23
Views

Op-Ed: Where Have All the Daniel Inouyes Gone?

Sen. Daniel Inouye, 2008 (U.S. Army)
Sen. Daniel Inouye, 2008 (U.S. Army)

Published Mar 30, 2026 2:09 PM by Benjamin Miner

 

Regardless of your political leanings, it's hard to argue that the late Senator Daniel Inouye's life reads like a work of fiction. A witness to the Japanese attack on Pearl Harbor, he rendered aid and saved lives as the Pacific Fleet burned. Labeled an "enemy alien" by the country he loved, he was battlefield-promoted from sergeant to second lieutenant, and he distinguished himself in combat beyond what most could conceive. Leading the charge on three enemy machine gun nests, he pried an unexploded grenade from his own detached arm (shot off at the elbow) and threw it, eliminating the final position. He continued and led his unit forward, taking down at least one more enemy combatant, and ultimately only left the field after being shot a fifth time.

His courage earned him a Medal of Honor, and not a single man under his command was lost that day. He went on to earn a law degree, become Hawaii's first full congressional representative following statehood, and served Hawaii and the United States for 58 years. For mariners, he brought that same grit and fight to the Senate floor.

Primary architect of the Maritime Security Program (MSP), champion of the Honolulu Harbor container yard reconstruction at Pier 29, and a persistent enforcer of cargo preference provisions under the Jones Act, Senator Inouye never failed to look beyond the islands he represented. His efforts sustained 4,500 shipyard workers, facilitated billions in American shipping, and kept Pacific maritime capability intact at a time when it could easily have been traded away.

When Pearl Harbor Naval Shipyard faced potential closure or consolidation under Base Realignment and Closure Commission recommendations, Inouye went to work again. Rather than accepting the loss of a critical Pacific build and repair hub, he challenged the shipyard to demonstrate measurable improvements in cost control, quality, and safety; the areas where it had fallen short. The maritime industry answered the call, as it tends to do. The culture shift at the yard produced real results: costs came down, quality and safety improved, and legislators were reminded of what American workers could accomplish when given the chance. Behind the scenes, Senator Inouye fought consistently for a robust maritime industrial base, for the enforcement of the Jones Act, and for an industry that too many of his colleagues took for granted.

That industry is again in trouble. On the defense side, we are short on qualified mariners and shore-based support; simultaneously, quality, schedule, and cost challenges persist in naval shipbuilding and ship repair. On the commercial side, American shipbuilding capacity has deteriorated to approximately 0.1% of global output, against China's 51% and South Korea's 28%. This as mariners sit at the union hall and foreign-flag trade continues to flow through American ports.

The 2026 Maritime Action Plan (MAP) identifies the right pillars for success: rebuilding shipbuilding capacity, reforming workforce education and training, protecting the maritime industrial base and the ports sector, and restoring national security and industrial resilience. The administration got the diagnosis right. The problem is not identifying the faults, those we have known for quite some time. The problem now is execution.

This is where we need our next Inouye. As any mariner who has worked at sea knows: if everyone owns a system, nobody does. Two things must happen now to turn the MAP into results.

First, we need a designated leader to carry it out. Without Congressional buy-in and a champion willing to push through resistance from one administration to the next, even the best plan becomes a document rather than a directive. The Department of Transportation should empower MARAD - which is charged with fostering a merchant marine "sufficient to carry the greater portion of its commerce and serve as a naval or military auxiliary" - to own the execution of this plan, not just advise on it. 

Second, regulation must follow. Executive orders start engines; regulation keeps them running. EOs are wiped from administration to administration while regulation persists. Senator Inouye understood this. He held Democrats and Republicans alike accountable, ensuring that the maritime industry had a voice and received attention regardless of who occupied the White House. That durable, institutionalized advocacy is what we are missing.
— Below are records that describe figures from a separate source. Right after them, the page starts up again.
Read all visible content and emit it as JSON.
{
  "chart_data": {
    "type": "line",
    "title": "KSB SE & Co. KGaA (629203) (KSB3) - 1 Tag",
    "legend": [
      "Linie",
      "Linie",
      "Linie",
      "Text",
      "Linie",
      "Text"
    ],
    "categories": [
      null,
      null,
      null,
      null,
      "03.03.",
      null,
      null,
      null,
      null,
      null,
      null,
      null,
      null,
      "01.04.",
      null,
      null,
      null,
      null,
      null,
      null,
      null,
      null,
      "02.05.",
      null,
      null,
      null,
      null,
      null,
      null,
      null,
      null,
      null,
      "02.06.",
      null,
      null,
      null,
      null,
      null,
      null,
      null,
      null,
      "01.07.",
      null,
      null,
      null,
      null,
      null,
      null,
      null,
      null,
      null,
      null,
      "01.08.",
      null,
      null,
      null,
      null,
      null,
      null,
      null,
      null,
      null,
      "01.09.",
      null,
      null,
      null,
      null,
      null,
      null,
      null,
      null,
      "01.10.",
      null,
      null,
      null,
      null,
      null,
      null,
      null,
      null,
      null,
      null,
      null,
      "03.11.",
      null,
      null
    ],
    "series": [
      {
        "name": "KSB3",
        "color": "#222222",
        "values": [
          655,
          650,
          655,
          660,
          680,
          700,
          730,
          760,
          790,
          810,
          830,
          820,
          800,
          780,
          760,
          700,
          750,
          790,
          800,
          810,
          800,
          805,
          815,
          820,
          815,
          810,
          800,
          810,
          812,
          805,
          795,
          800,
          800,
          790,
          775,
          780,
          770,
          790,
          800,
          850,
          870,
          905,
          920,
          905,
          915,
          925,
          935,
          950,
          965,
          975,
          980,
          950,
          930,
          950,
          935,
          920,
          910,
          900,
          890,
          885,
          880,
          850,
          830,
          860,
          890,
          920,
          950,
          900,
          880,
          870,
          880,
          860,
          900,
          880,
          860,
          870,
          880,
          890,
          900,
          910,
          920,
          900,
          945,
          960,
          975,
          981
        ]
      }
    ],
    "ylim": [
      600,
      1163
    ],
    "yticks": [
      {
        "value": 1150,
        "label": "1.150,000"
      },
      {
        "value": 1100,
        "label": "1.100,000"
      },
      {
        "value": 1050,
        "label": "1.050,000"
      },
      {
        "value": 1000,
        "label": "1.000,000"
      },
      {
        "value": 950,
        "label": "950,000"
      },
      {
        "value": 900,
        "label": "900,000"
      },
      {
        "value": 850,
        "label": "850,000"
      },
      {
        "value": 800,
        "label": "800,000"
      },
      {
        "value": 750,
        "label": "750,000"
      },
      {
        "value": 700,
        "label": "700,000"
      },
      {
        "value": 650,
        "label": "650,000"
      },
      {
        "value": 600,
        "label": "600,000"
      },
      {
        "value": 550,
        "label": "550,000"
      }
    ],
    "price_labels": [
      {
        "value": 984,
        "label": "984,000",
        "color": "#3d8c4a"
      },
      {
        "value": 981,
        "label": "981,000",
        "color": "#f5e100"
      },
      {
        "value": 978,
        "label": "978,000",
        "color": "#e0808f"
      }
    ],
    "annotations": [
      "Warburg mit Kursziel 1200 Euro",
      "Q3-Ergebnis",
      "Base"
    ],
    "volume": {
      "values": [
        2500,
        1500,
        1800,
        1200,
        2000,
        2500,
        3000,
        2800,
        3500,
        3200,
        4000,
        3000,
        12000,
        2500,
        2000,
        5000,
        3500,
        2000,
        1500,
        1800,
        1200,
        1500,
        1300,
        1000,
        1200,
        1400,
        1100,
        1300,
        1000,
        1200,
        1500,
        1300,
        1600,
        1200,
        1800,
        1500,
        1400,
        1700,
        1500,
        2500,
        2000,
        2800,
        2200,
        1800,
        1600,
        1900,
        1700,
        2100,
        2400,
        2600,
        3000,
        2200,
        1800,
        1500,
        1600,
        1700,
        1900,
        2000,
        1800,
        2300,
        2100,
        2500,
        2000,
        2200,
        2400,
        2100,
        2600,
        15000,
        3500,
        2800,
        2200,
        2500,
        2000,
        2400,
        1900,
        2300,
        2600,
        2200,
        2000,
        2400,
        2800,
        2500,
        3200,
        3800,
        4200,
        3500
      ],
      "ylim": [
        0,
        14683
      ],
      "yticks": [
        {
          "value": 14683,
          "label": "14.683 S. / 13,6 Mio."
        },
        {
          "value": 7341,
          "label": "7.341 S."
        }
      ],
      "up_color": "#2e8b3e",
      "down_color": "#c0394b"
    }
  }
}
On my way to work one morning in Hawaii, I was walking (because I was too poor to afford gas or parking), and I crossed paths with Senator Inouye, not long after he had visited BAE Hawaii Shipyards. He stopped. He listened. He was present and clearly passionate about ensuring that the workers keeping our maritime capability afloat knew that someone in Washington saw them. I was a nobody, and he treated me like I mattered. When news of his passing reached the Hawaii ship repair community, the grief was immediate and visible in the faces of men not given to showing it. My supervisor at the time, a particularly hardened man, put it plainly: “Hawaii and the maritime industry had lost their greatest friend.”
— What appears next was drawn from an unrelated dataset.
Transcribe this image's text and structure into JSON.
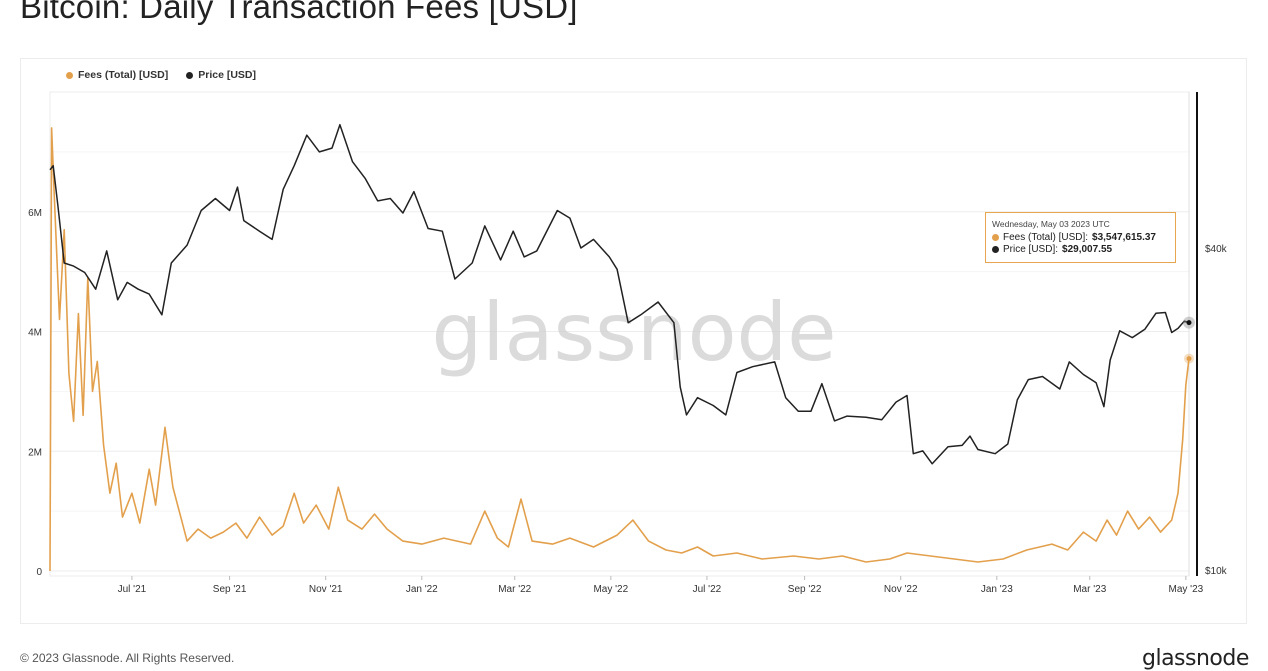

I applaud the current administration for taking aim at a priority that has languished for far too long. But applause gets us nowhere without execution. The map exists. Now we need someone willing to lead the charge, absorb the hits, and keep moving the way a young soldier from Hawaii once did on a hillside in Italy.

The opinions expressed herein are the author's and not necessarily those of The Maritime Executive.